Dadang, Ini Zulfa Memanggilmu….

Tak banyak perempuan yang melakukan pameran tunggal fotografi, dan Zulfa menjadi satu diantara yang sedikit itu. Ia, sekali lagi membuktikan bahwa pameran tunggal adalah persoalan mental melawan arus publik dan ketahanan diri.  Selamat, di titik ini Anda berhasil, saudaraku.

Menjadi perempuan yang mampu melepaskan diri dan mengaktuaisasi potensi dirinya dengan karya kreatif sungguh bukan hal yang mudah. Ia mesti berkompromi dengan budaya juga mengupayakan sebuah pembuktikan untuk mendapat pengakuan keber-ada-an.

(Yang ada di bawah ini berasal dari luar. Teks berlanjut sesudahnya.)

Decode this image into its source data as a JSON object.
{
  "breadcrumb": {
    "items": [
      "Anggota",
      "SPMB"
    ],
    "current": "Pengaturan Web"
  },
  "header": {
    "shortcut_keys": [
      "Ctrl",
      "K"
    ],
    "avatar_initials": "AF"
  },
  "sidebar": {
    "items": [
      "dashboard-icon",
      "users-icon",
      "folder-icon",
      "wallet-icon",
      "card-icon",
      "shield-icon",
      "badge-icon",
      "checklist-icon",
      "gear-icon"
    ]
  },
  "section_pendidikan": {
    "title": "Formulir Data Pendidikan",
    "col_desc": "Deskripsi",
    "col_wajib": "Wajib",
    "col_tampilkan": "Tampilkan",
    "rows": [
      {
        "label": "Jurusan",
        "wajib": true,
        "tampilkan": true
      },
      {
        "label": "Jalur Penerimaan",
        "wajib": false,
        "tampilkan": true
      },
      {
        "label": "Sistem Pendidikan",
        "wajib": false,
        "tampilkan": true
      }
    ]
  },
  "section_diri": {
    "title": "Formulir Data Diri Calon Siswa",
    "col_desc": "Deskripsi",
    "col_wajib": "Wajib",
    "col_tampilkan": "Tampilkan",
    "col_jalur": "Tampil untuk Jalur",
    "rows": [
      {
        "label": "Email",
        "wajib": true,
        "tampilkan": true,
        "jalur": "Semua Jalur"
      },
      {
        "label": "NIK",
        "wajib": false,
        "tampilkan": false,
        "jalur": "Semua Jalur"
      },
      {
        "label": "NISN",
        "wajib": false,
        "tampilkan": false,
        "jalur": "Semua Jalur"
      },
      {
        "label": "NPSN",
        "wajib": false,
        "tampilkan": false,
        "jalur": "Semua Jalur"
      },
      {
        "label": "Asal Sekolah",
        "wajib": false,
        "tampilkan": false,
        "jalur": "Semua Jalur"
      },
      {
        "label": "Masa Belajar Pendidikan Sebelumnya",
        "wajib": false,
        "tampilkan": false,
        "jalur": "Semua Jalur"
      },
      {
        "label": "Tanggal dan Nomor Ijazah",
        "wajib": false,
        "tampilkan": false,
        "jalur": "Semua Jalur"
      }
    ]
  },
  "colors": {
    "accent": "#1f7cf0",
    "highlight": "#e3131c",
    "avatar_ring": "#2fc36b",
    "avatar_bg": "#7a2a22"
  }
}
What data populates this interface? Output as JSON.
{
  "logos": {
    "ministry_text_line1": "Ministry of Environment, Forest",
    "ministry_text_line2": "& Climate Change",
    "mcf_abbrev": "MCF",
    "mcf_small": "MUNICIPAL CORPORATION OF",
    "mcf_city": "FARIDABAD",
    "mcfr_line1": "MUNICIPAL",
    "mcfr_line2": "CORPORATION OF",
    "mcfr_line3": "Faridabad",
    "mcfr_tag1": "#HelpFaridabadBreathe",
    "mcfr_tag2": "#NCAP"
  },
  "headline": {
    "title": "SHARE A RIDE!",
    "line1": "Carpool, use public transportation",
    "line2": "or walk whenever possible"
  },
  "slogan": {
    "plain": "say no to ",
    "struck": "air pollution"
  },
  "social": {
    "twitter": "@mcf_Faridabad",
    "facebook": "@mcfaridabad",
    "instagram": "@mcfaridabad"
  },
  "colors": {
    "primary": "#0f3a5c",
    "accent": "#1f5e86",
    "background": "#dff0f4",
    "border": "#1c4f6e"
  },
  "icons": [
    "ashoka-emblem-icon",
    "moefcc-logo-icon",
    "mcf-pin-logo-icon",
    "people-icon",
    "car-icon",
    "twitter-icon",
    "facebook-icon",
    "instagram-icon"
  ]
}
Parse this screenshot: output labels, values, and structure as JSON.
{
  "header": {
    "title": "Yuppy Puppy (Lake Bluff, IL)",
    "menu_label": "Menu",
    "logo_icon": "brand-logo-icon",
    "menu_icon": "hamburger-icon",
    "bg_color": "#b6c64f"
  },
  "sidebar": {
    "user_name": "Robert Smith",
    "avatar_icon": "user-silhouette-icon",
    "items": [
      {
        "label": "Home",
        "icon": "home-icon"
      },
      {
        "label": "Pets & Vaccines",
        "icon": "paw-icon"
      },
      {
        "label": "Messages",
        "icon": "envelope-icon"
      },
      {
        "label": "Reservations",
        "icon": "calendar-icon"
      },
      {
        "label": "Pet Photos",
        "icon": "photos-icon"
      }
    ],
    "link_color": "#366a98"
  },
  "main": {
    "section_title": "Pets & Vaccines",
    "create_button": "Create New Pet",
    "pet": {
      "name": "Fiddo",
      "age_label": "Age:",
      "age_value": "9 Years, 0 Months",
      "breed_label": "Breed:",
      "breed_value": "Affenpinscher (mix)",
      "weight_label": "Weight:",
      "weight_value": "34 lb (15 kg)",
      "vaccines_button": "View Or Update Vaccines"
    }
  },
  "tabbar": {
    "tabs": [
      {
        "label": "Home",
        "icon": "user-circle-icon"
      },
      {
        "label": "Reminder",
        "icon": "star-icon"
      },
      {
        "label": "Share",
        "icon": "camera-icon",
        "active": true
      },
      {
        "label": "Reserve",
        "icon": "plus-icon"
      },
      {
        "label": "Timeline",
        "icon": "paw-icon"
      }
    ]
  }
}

Pemeran tunggal Zulfa ini menunjukkan bahwa pilihannya dalam fotografi tidak berada dalam ‘arus besar’ fotografi, meski bukan hal yang baru. Pembeda ini bukan hanya membuatnya istimewa sebagai fotografer yang seniman, tapi juga menunjukkan kemampuannya mengolah isi kepala dengan rasa kalbunya. Dibutuhkan ketelitian, kesabaran dan kecerdasan untuk mampu menguasai teknik photogram yang memiliki tingkat kesulitan tinggi untuk mengdapatkan gradasi warna yang diinginkan. Sekali lagi terbukti, apa yang kau ‘baca’ adalah apa yang ada dalam dirimu.

Roshomon, yang dipilih Zulfa sebagai tema pamerannya kali ini menunjukkan sebuah karya yang begitu personal, dekat dengan keseharian sang seniman. Zulfa yang mahasiswa penekun bahasa Jepang mampu meramu kecintaannya dalam fotografi yang menjadi pilihan karya seninya. Seakan mendobrak apa yang dilakukan seorang laki-laki bersebut nama Dadang Ari Murtono yang melakukan plagiat cerpen Roshomon di harian nasional beberapa waktu lalu, Zulfa menunjukkan bagaimana berkarya dengan arif.

Maka, membaca sesungguhnya bukan sekedar melihat, mengamati, dan merasakan, namun juga mengambil sari pati dan menelurkannya menjadi sesuatu yang memiliki kebaruan makna. Dbuku Bibliopolis memberikan apresiasi sepenuh penghormatan atas proses berkarya Zulfa. Selamat berpameran.